The Lebanese Sunni Islamist and the Syrian rebels have therefore now begun to strike Hizballah in its underbelly – Lebanon itself.
The Grads in south Beirut were only the most graphic demonstration of the opening of a new front in Lebanon. In the northern city of Tripoli, the long smoldering conflict between pro-rebel Islamist militants in the city’s Bab al-Tabaneh neighborhood and the pro-Assad Alawites of the Jebel Mohsen district once again broke out into the open.
Over 30 people died and more than 200 have been wounded as the Sunni Islamists, thought to include Jabhat al-Nusra members, descended on the rival neighborhood. Their act came only days after the opening of the assault on Qusayr City.
There are fears that if and when Qusayr falls to the regime, the Islamists in Tripoli will seek to exact their vengeance on the people of Jabal Mohsen.
Which means that Tripoli has now in effect become an outlying sector in the Syrian civil war.
There have been further rocket attacks by rebels across the Syrian border on the Hizballah supporting Hermel area. And rebels have issued a number of blood-curdling threats against Hizballah. In one video, commanders and fighters of Aleppo’s Tawhid Brigade threatened to ‘target the locations’ of Hizballah everwhere, in response to the party’s engagement in Syria.
The Tawhid commander further warned that unless the Beirut government restrained Hezbollah, the rebels ‘will have to move the battle to Lebanon,’ and said that ‘“Our developed rockets will then target Beirut’s southern suburb and beyond… and I will give directions to the revolutionary in Syria to attack the gangs of Hezbollah in all Shiite village.”
Another group of rebels in Qusayr accused senior Hizballah commander Mustafa Badreddine of leading Hizballah forces in the city and vowed to kill him. They referred to party leader Hassan Nasarallah as ‘Hassan Nasr a-Shaytan’ (Hassan victory of Satan.)
In Sidon, too, followers of Ahmed al-Assir fought with Hizballah supporting members of the so-called ‘Resistance Brigades.’ Shotes were fired outside of the Bilal Ibn Rabah Mosque, where Assir is the Imam.

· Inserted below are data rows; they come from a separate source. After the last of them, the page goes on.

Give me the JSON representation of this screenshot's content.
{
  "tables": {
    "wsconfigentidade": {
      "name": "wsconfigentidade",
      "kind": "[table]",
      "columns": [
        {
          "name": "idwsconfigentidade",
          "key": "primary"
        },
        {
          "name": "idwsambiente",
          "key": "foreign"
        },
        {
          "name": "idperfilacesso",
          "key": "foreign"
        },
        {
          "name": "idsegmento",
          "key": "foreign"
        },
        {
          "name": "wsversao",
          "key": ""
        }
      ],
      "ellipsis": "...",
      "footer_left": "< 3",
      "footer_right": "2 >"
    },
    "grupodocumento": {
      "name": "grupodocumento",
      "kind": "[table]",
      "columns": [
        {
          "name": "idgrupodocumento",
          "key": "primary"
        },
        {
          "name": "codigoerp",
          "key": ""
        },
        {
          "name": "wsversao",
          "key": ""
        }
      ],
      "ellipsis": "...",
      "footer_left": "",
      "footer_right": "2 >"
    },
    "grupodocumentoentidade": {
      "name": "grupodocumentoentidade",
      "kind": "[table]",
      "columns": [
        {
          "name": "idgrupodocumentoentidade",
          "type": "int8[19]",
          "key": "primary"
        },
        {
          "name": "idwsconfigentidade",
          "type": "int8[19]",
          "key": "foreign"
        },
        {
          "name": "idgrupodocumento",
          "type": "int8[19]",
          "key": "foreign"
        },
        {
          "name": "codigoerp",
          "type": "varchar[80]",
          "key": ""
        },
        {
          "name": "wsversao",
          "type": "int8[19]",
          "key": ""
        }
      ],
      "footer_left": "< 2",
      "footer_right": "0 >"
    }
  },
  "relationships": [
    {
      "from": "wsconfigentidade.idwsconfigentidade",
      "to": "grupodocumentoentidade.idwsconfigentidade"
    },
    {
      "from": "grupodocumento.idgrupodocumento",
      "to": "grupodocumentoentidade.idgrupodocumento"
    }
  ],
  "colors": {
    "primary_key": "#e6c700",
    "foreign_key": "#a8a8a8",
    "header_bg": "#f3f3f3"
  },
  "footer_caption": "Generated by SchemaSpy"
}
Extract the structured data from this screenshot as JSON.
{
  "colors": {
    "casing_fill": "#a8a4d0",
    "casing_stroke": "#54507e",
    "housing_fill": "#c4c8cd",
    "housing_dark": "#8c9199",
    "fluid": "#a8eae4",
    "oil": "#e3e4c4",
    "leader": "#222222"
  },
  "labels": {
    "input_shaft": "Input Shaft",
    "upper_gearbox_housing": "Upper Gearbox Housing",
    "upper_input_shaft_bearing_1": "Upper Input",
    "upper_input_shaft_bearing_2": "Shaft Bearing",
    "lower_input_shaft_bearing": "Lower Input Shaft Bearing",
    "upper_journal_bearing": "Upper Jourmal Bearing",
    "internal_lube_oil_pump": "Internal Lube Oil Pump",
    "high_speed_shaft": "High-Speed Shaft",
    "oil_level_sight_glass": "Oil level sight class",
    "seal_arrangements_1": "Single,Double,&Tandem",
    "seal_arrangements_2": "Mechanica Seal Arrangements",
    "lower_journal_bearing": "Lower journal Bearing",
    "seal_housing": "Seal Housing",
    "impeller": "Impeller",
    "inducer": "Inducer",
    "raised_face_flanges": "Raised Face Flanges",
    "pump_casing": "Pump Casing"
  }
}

What all this adds up to is that the sectarian balance of power in Lebanon is ripe for shifting as a result of the emergence of the Sunni insurgency in Syria. Hizballah chose or was instructed by its Iranian patron to go all in to help save their ally in Damascus. As a result, Lebanon is now being drawn inexorably closer to the flames of the Syrian civil war. The explosions in the Shiyah district may well be remembered as the decisive opening shots to renewed civil strife in Lebanon.